RICHMOND, Va. (AP) — A counselor for Virginia’s largest public school system kept his job for more than a year and a half after his arrest on charges of soliciting prostitution from a minor, a newspaper reported.
The Richmond Times-Dispatch reports that Virginia has processes in place to prevent sex offenders from working in K-12 schools, but it’s unclear at which point in the process there was a breakdown.
Darren Thornton, 50, was arrested in an undercover chat operation in Chesterfield in November 2020. At the time, he was employed by Fairfax County Public Schools as a school counselor.
Thornton chatted with an undercover officer and set up a meeting for sexual acts, authorities said in court documents. The officer told Thornton she was 17, and Thornton agreed to meet up with her, according to chat transcripts included in court documents. He showed up to the apartment and was met by police, authorities said.
Thornton was convicted on March 11 and sentenced to five years. But the court suspended the sentence on the conditions of good behavior, following the law and paying court costs.
Thornton also had to register as a registered sex offender. The database lists him as living in Richmond. From fall 2006 to spring 2020, he was a school counselor and boys varsity basketball coach for Hanover County schools.
Thornton in June 2022 was arrested in another online chatting operation on charges of solicitation of prostitution and frequenting a bawdy place.
Thornton told the newspaper he was set up by police in the two undercover chat operations and that police do not tell the exact truth about what happened. He did not elaborate.
According to state law, an arresting agency is required to report anyone charged with a felony who is known to be, or discovered to be, a school employee to their school superintendent.
Chesterfield police spokeswoman Elizabeth Caroon said the department’s records indicate the Fairfax school system was notified of Thornton’s November 2020 arrest the following day, and again when Thornton was arrested this June.
But when contacted by The Times-Dispatch last month, Fairfax schools spokeswoman Julie Moult said Thornton was still employed by the school division.

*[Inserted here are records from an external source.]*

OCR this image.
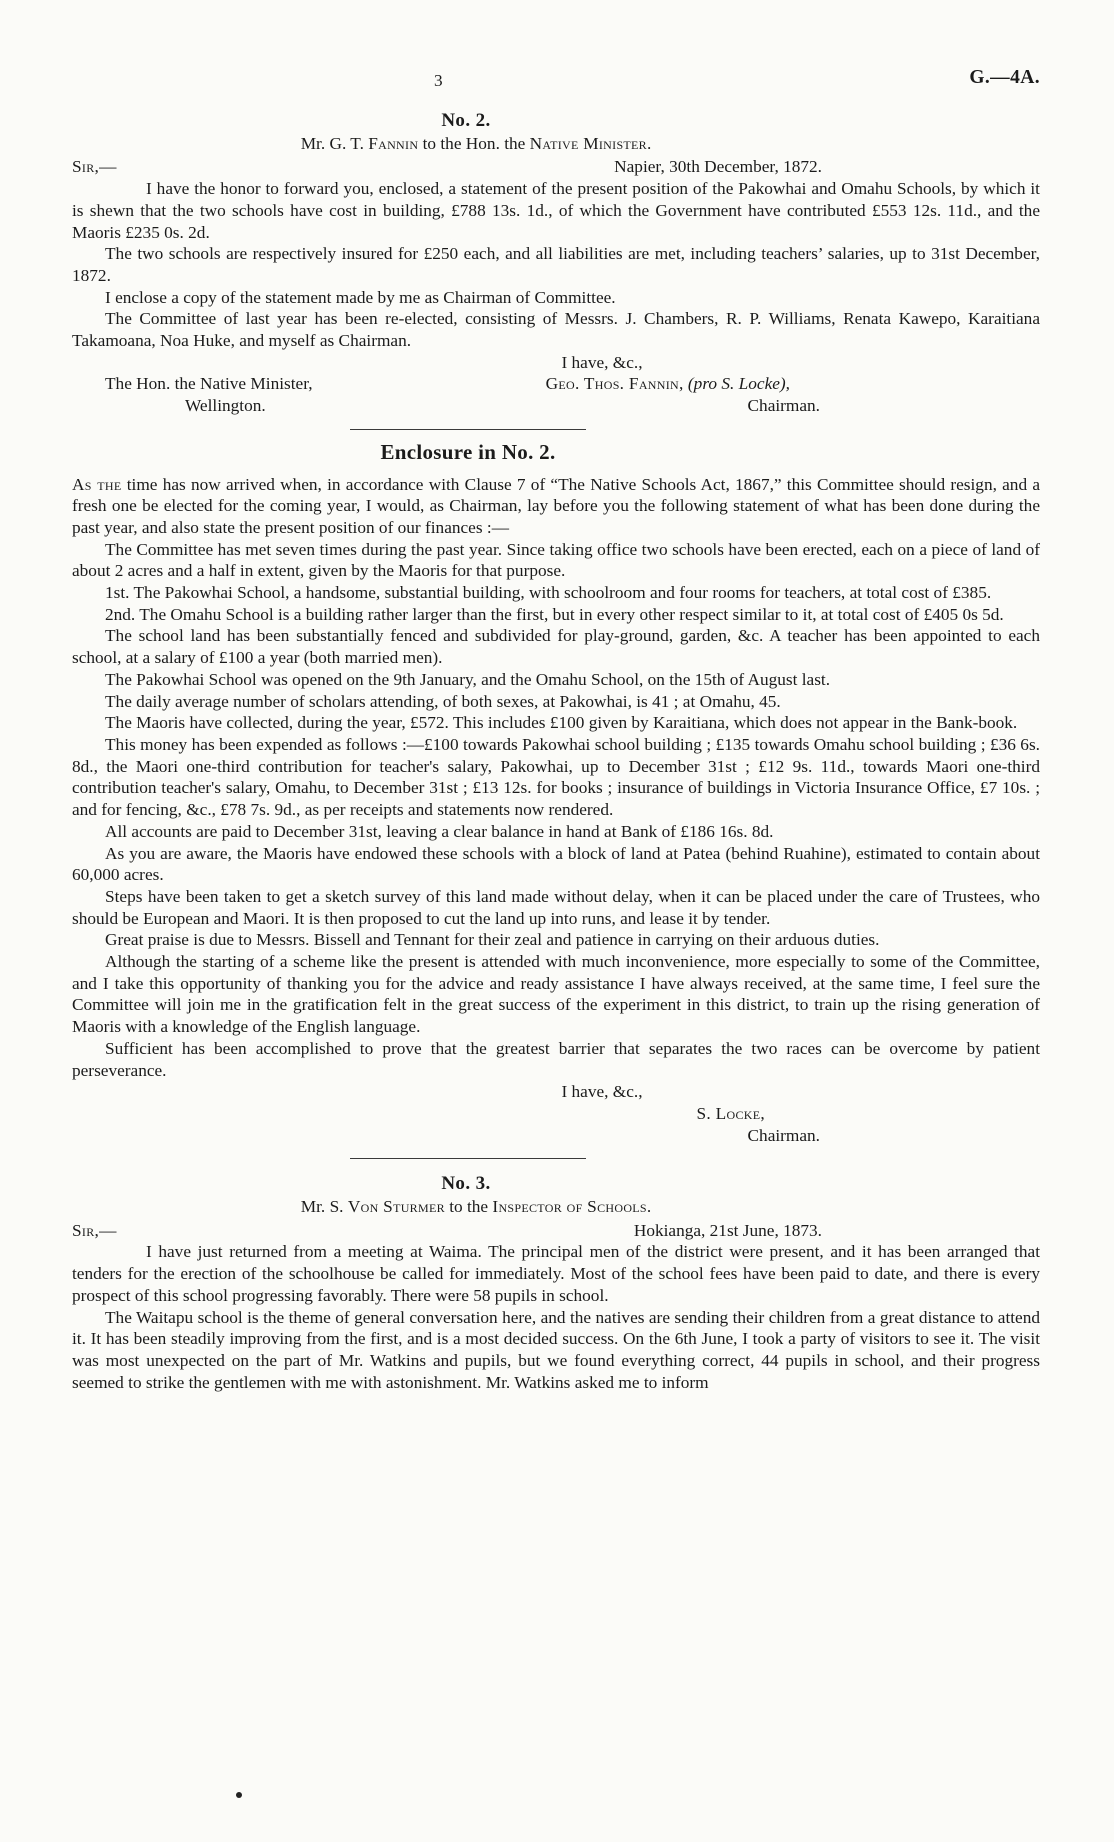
3	G.—4A.
No. 2.
Mr. G. T. Fannin to the Hon. the Native Minister.
Sir,—	Napier, 30th December, 1872.

I have the honor to forward you, enclosed, a statement of the present position of the Pakowhai and Omahu Schools, by which it is shewn that the two schools have cost in building, £788 13s. 1d., of which the Government have contributed £553 12s. 11d., and the Maoris £235 0s. 2d.

The two schools are respectively insured for £250 each, and all liabilities are met, including teachers’ salaries, up to 31st December, 1872.

I enclose a copy of the statement made by me as Chairman of Committee.

The Committee of last year has been re-elected, consisting of Messrs. J. Chambers, R. P. Williams, Renata Kawepo, Karaitiana Takamoana, Noa Huke, and myself as Chairman.

I have, &c.,
The Hon. the Native Minister,	Geo. Thos. Fannin, (pro S. Locke),
Wellington.	Chairman.
Enclosure in No. 2.

As the time has now arrived when, in accordance with Clause 7 of “The Native Schools Act, 1867,” this Committee should resign, and a fresh one be elected for the coming year, I would, as Chairman, lay before you the following statement of what has been done during the past year, and also state the present position of our finances :—

The Committee has met seven times during the past year. Since taking office two schools have been erected, each on a piece of land of about 2 acres and a half in extent, given by the Maoris for that purpose.

1st. The Pakowhai School, a handsome, substantial building, with schoolroom and four rooms for teachers, at total cost of £385.

2nd. The Omahu School is a building rather larger than the first, but in every other respect similar to it, at total cost of £405 0s 5d.

The school land has been substantially fenced and subdivided for play-ground, garden, &c. A teacher has been appointed to each school, at a salary of £100 a year (both married men).

The Pakowhai School was opened on the 9th January, and the Omahu School, on the 15th of August last.

The daily average number of scholars attending, of both sexes, at Pakowhai, is 41 ; at Omahu, 45.

The Maoris have collected, during the year, £572. This includes £100 given by Karaitiana, which does not appear in the Bank-book.

This money has been expended as follows :—£100 towards Pakowhai school building ; £135 towards Omahu school building ; £36 6s. 8d., the Maori one-third contribution for teacher's salary, Pakowhai, up to December 31st ; £12 9s. 11d., towards Maori one-third contribution teacher's salary, Omahu, to December 31st ; £13 12s. for books ; insurance of buildings in Victoria Insurance Office, £7 10s. ; and for fencing, &c., £78 7s. 9d., as per receipts and statements now rendered.

All accounts are paid to December 31st, leaving a clear balance in hand at Bank of £186 16s. 8d.

As you are aware, the Maoris have endowed these schools with a block of land at Patea (behind Ruahine), estimated to contain about 60,000 acres.

Steps have been taken to get a sketch survey of this land made without delay, when it can be placed under the care of Trustees, who should be European and Maori. It is then proposed to cut the land up into runs, and lease it by tender.

Great praise is due to Messrs. Bissell and Tennant for their zeal and patience in carrying on their arduous duties.

Although the starting of a scheme like the present is attended with much inconvenience, more especially to some of the Committee, and I take this opportunity of thanking you for the advice and ready assistance I have always received, at the same time, I feel sure the Committee will join me in the gratification felt in the great success of the experiment in this district, to train up the rising generation of Maoris with a knowledge of the English language.

Sufficient has been accomplished to prove that the greatest barrier that separates the two races can be overcome by patient perseverance.

I have, &c.,
S. Locke,
Chairman.
No. 3.
Mr. S. Von Sturmer to the Inspector of Schools.
Sir,—	Hokianga, 21st June, 1873.

I have just returned from a meeting at Waima. The principal men of the district were present, and it has been arranged that tenders for the erection of the schoolhouse be called for immediately. Most of the school fees have been paid to date, and there is every prospect of this school progressing favorably. There were 58 pupils in school.

The Waitapu school is the theme of general conversation here, and the natives are sending their children from a great distance to attend it. It has been steadily improving from the first, and is a most decided success. On the 6th June, I took a party of visitors to see it. The visit was most unexpected on the part of Mr. Watkins and pupils, but we found everything correct, 44 pupils in school, and their progress seemed to strike the gentlemen with me with astonishment. Mr. Watkins asked me to inform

Virginia Department of Education spokesman Charles Pyle said he could not recall a similar circumstance.
“We take (educator misconduct) very seriously,” Pyle said. “Back in 2008, it was the (VDOE) that strongly pushed for legislation to tighten reporting requirements around educator misconduct, and that’s when the requirement was placed on law enforcement to inform employing school divisions of the arrests of teachers.”
Thornton’s staff page was deleted from the school system’s website on July 28 after The Times-Dispatch began inquiring.
Helen Lloyd, also a Fairfax schools spokeswoman, declined to make school division officials available for interviews or to answer questions about the safety processes.
On Thursday, Fairfax Superintendent Michelle Reid sent a message to families, saying the division “took immediate steps to dismiss the employee” as soon as she and the School Board knew of the situation.
Reid said in the message to families that she initiated a comprehensive, independent investigation by outside counsel.
“There is no higher priority than the safety of our students and, on behalf of the school board and myself, I want to make this very clear: this entire situation is unacceptable from any perspective. We are deeply concerned about how this happened in one of our schools,” Reid said in the message. “I want to assure you that we are doing everything possible so this cannot happen again. I am committed to keeping you updated on this issue.”
Thornton’s next court date for his June arrest is Sept. 27 in Chesterfield District Court.